«L’emergenza Pfas nel Veneto richiede l’apertura di un confronto sull’introduzione del reato di “attentato all’ambiente”». A dirlo, giovedì 10 marzo, è stata l’Associazione Nazionale Consorzi Gestione Tutela Territorio ed Acque Irrigue.
«Quanto si sta registrando nel Veneto, dove il 52% delle falde acquifere sarebbe contaminato dalla presenza di PFAS, molecola velenosa utilizzata nei trattamenti idrorepellenti, conferma quanto pubblicato nel nostro magazine “Ambienti d’Acqua” e ribadito, nella recente Conferenza Anbi a Firenze, da Salvatore Giacchetti, presidente aggiunto onorario del Consiglio di Stato: in Italia dovrebbe introdursi il reato di attentato all’ambiente, affiancandolo al principio di chi inquina paga», è il commento di Francesco Vincenzi, presidente dell’Associazione Nazionale dei Consorzi di Gestione del Territorio e delle Acque Irrigue (Anbi) di fronte alle preoccupanti notizie, che indicano negli scarichi di un’industria del vicentino, la causa della contaminazione delle risorse idriche utilizzate dalla popolazione di 79 comuni in 3 province (Verona, Vicenza e Padova), ma il problema potrebbe estendersi.

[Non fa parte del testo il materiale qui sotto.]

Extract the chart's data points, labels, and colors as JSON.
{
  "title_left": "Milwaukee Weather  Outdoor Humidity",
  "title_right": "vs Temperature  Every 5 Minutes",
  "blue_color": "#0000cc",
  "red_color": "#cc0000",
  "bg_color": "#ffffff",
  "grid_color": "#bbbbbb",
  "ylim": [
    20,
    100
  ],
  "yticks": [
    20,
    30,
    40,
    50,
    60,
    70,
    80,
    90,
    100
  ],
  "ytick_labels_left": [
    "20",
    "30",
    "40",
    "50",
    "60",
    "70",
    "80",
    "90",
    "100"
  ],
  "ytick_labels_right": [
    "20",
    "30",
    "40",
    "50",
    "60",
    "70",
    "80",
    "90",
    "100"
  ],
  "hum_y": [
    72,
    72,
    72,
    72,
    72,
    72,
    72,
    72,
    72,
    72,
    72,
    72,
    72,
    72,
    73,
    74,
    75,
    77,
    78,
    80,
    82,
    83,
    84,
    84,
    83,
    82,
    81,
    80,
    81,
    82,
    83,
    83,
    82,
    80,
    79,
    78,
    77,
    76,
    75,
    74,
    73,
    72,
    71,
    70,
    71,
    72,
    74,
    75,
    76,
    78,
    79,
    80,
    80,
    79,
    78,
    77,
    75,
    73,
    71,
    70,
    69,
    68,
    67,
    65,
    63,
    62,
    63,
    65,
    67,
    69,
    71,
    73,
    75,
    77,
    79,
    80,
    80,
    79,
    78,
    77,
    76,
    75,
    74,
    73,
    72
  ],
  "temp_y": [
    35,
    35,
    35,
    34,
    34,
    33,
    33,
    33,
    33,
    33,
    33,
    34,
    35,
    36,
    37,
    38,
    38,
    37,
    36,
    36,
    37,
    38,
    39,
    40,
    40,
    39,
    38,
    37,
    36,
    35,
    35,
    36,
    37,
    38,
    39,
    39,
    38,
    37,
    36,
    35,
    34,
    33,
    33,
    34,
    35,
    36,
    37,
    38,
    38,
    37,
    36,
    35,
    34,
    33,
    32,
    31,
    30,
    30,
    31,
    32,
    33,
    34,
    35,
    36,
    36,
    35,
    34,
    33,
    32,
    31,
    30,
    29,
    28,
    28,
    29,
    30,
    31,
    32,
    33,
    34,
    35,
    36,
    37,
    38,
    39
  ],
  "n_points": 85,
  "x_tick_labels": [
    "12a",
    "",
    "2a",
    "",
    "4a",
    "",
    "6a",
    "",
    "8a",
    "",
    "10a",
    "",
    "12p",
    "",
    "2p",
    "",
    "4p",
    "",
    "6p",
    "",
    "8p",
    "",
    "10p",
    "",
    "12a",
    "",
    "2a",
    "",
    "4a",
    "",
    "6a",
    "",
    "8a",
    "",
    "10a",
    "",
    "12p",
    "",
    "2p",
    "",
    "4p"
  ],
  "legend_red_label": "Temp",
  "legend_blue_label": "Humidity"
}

«La preoccupazione è tanta anche perché come Consorzi irrigui di bonifica noi siamo l’acqua a tutto il mondo agricolo e quindi alla catena alimentare – sottolinea Andrea Crestani, direttore dell’Anbi Veneto -. Non è più tollerabile che possano accedere emergenze del genere. Di mezzo c’è la salute dei cittadini ed anche il valore dell’agricoltura veneta. Per questo chiediamo l’istituzione del reato di “Attentato Ambientale”».
«I PFAS sono sostanze perfluoroalchiliche, utilizzate nel trattamento per rendere idrorepellenti i materiali, ma che, assunte dall’uomo attraverso la catena alimentare, creerebbero gravi conseguenze soprattutto al cervello ed al fegato – continua Vincenzi -. È notizia di questi giorni che un’industria, nello stato di New York, deve pagare i danni per un inquinamento causato dalla fuoriuscita in ambiente della stessa sostanza che, secondo l’Epa, l’agenzia ambientale americana, sarebbe tra le cause di cancro, malattie della tiroide, colite ulcerosa e colesterolo alto».
«Oggi, come sempre, stiamo lavorando a fianco della Regione anche in quest’emergenza come abbiamo fatto per l’alluvione -riprende Crestani -. Abbiamo anche chiesto a tutti i nostri associati di aumentare i controlli ed i monitoraggi sull’acqua che immettiamo nei canali irrigui».
«Evitando inutili allarmismi, poiché gli acquedotti ad uso potabile sono già stati dotati di adeguati filtri ed esprimendo fiducia sull’operato della task force istituita dalla Regione Veneto – aggiunge Massimo Gargano, direttore generale ANBI – non possiamo esimerci dal sottolineare come, ancora una volta, sia il settore primario a correre i maggiori rischi per un atteggiamento irresponsabile verso l’ecosistema. Per questo ci allineiamo alla richiesta di una voce autorevole come quella di Giacchetti nel richiedere l’istituzione di attentato, se non addirittura, omicidio ai danni dell’ambiente, un reato, di cui proprio l’attività irrigua dei Consorzi di bonifica è spesso tra le prime vittime».